I've seen the art on empty store fronts; I think that the idea originated in NY where the recession is even more draconian than in SF. I like the idea; it's better than empty storefronts, filled with trash and covered with graffiti. Of course, people having jobs with decent pay is the best yet but that's a long time coming.

sfmike said...

New York isn't suffering from the current economic unpleasantness as extensively as California if the anecdotes from friends of mine back there are any indication. Where do you think the majority of the trillions in bailout money went? They are all rather shocked by what is happening here in the Golden State.

janinsanfran said...

It was a pleasure to vote No on D!

Yes -- California's inability to solve its problems through a broken political process (it's not entirely the idiots we attract for politicians; much of it is structural) has become a laughingstock and horror nationally.

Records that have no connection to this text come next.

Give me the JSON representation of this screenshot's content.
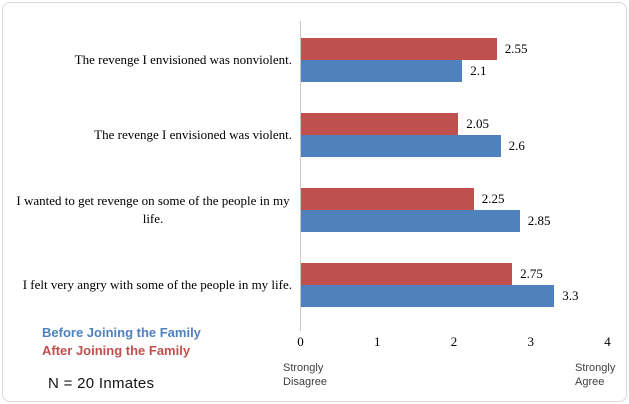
{
  "chart_data": {
    "type": "bar",
    "orientation": "horizontal",
    "title": "",
    "categories": [
      "The revenge I envisioned was nonviolent.",
      "The revenge I envisioned was violent.",
      "I wanted to get revenge on some of the people in my life.",
      "I felt very angry with some of the people in my life."
    ],
    "series": [
      {
        "name": "Before Joining the Family",
        "color": "#4F81BD",
        "values": [
          2.1,
          2.6,
          2.85,
          3.3
        ]
      },
      {
        "name": "After Joining the Family",
        "color": "#C0504D",
        "values": [
          2.55,
          2.05,
          2.25,
          2.75
        ]
      }
    ],
    "bar_order_top_to_bottom": [
      "After Joining the Family",
      "Before Joining the Family"
    ],
    "xlim": [
      0,
      4
    ],
    "xticks": [
      "0",
      "1",
      "2",
      "3",
      "4"
    ],
    "axis_notes": {
      "min": [
        "Strongly",
        "Disagree"
      ],
      "max": [
        "Strongly",
        "Agree"
      ]
    },
    "value_labels": true,
    "grid": false,
    "legend_position": "bottom-left"
  },
  "annotations": {
    "sample_size": "N = 20 Inmates"
  },
  "colors": {
    "axis_line": "#C8C8C8",
    "frame_border": "#D9D9D9",
    "text": "#000000",
    "secondary_text": "#404040"
  }
}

Unless the Dems are willing to rise to the occasion and modify the filibuster in the US Senate, the whole country will suffer from the same decay we see in CA politics.

namastenancy said...

I'm sure that the Wall Street crowd is doing just fine (thankyouverymuch) but the art scene in NY is suffering badly. Even Damien Hirst, the poster boy for record high prices for his art, is taking a hit. I think that either Edward Winkleman's blog or Carol Vent's blog had an article on the record number of gallery closures in the last year. Joanne Mattera usually has a Monday post on marketing and business for artists and that makes for depressing reading. There have been a number of articles about artists who have been dropped from their galleries or galleries who have simply closed without notice. SF has had some galleries closing but I was pleased to read in today's paper about some who have left the expensive space at 49 Geary and found better digs elsewhere.
So, perhaps I should have qualified my statement that the recession is more draconian in art circles in NY than in SF but then, the art scenes in the two cities are so very different that it's difficult to make a line by line comparison.
The bottom line seems to be that the rich are getting richer and the rest of us are struggling, and for artists who aren't "big name" or "Old masters," it's even more difficult to pay the rent.
Still, art in the store fronts is a great idea; a new WPA would be an even better one.